There’s something strangely comforting in reading that geniuses occasionally have to worry about mundane matters, such as the state of their teeth:

Charles Darwin to his cousin William Darwin Fox, 24th October, 1852

[…] Farewell,—do come whenever you can possibly manage it. I cannot but hope that the Carbuncle may possibly do you good: I have heard of all sorts of weaknesses disappearing after a carbuncle: I suppose the pain is dreadful. I agree most entirely, what a blessed discovery is Chloroform: when one thinks of one’s children, it makes quite a little difference in ones happiness. The other day I had 5 grinders (two by the Elevator) out at a sitting under this wonderful substance, & felt hardly anything.

My dear old Friend
Yours very affectionately
Charles Darwin

Darwin was a great proponent of the new miracle substance chloroform, whose anaesthetic properties were first discovered by Scottish obstetrician James Young Simpson in 1847.

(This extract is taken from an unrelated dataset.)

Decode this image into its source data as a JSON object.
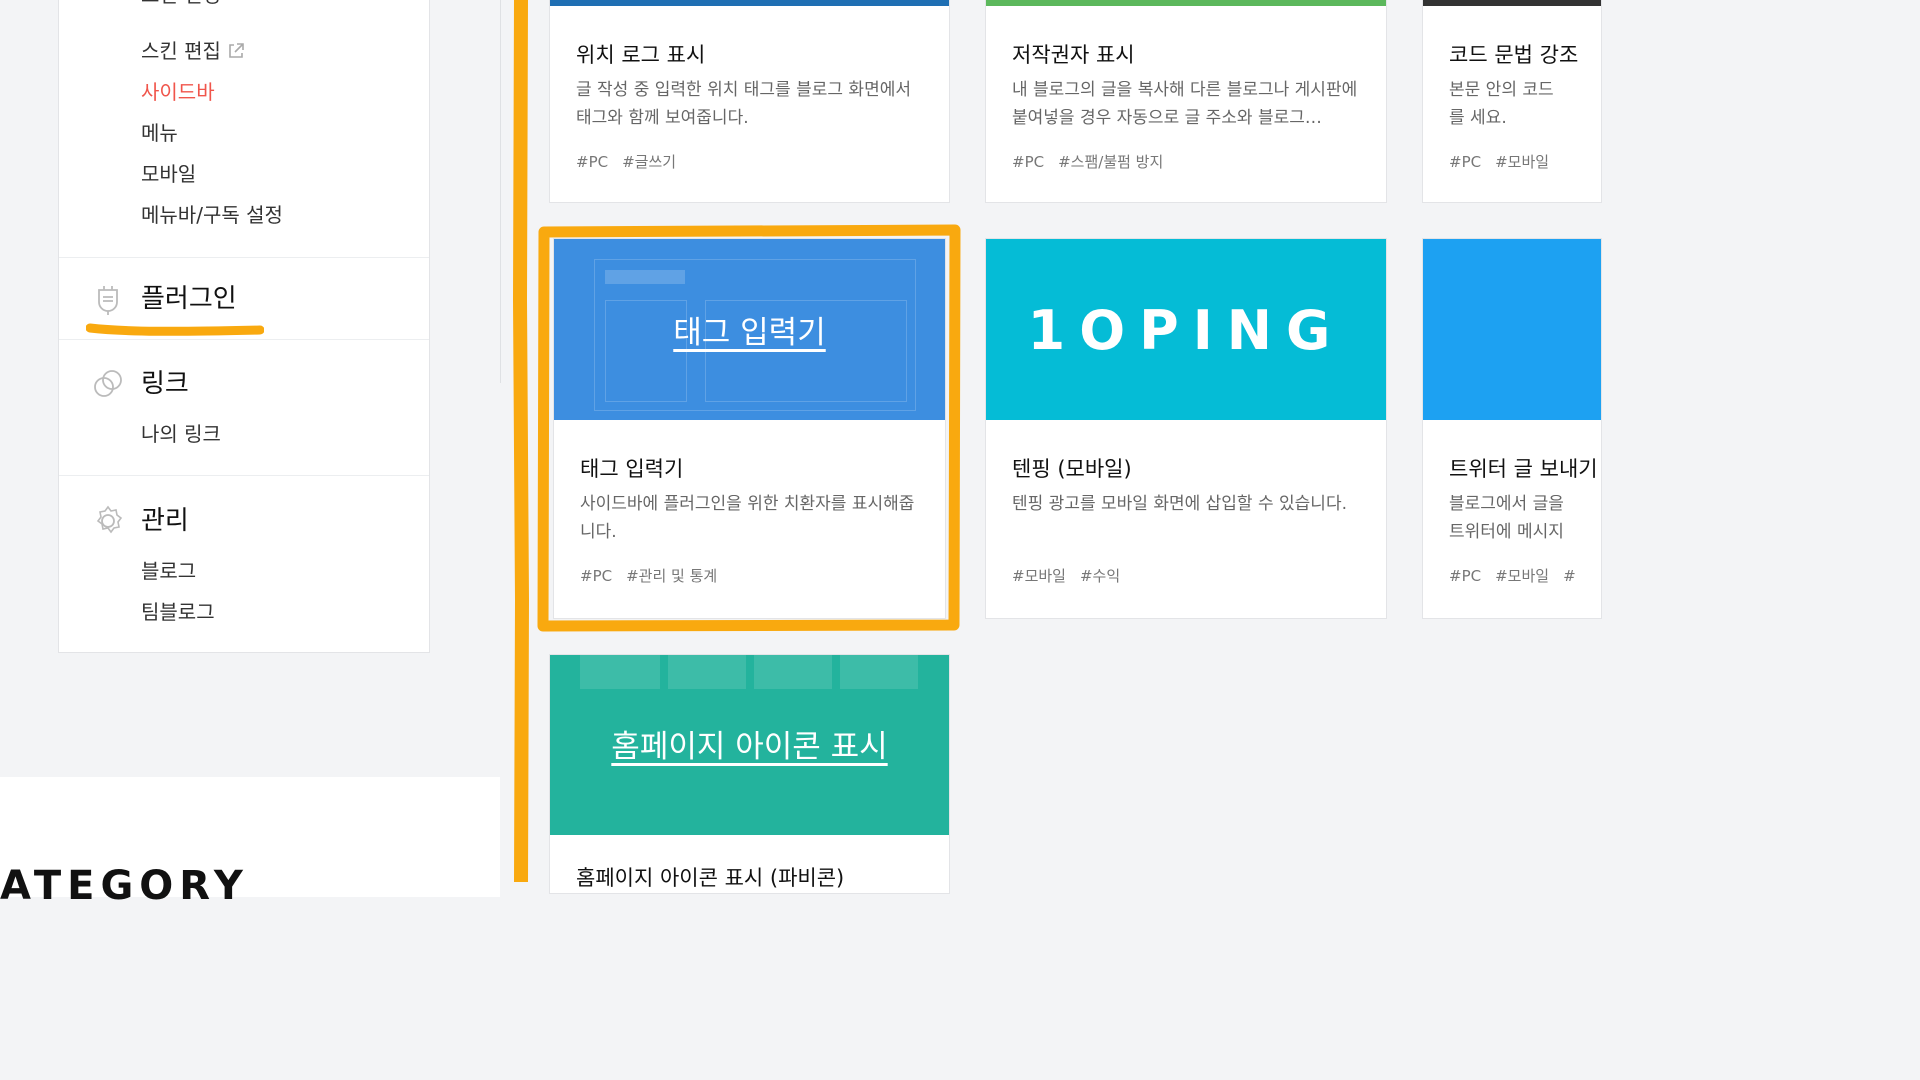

The Darwins were also very early adopters of chloroform. In 1848, just a year after Simpson first used it, Darwin’s wife, Emma is believed to have received chloroform during the birth of their son, Frances. She was to receive chloroform during all her subsequent acts of labour. Indeed, so impressed was he with chloroform’s miraculous powers that Darwin (who, in his youth, had trained to be a doctor) wasn’t beyond administering it to his wife himself, if a suitably qualified doctor wasn’t available. During the birth of their son Leonard in 1850, as Darwin reported to his friend John Stevens Henslow:

I was so bold during my wifes confinement which are always rapid, as to administer Chloroform, before the Dr . came & I kept her in a state of insensibility of 1 & ½ hours & she knew nothing from first pain till she heard that the child was born.—It is the grandest & most blessed of discoveries.

The use of chloroform during childbirth was highly controversial (which is hardly surprising, bearing in mind how new it was). But, as we have seen, Darwin was quick to recommend it to his friends. In 1854, his friend Joseph Dalton Hooker reported:

My dear Darwin

I did give the Chloroform as before & with the best effect, though the Doctor was horribly prejudiced against it: & he having delv’d. 3–4000 women without it that is perhaps not to be wondered at.

It is hard to imagine such a revolutionary, new medical treatment being adopted quite so quickly these days—and for very good reasons. The Victorian faith in science, admirable though it was compared to today, does seem to have sometimes bordered on the reckless.

Note: The ever excellent BBC Radio 4 series, In Our Time, recently discussed the history of anaesthetics. You can listen to the programme again (in crappy RealPlayer™ format) here.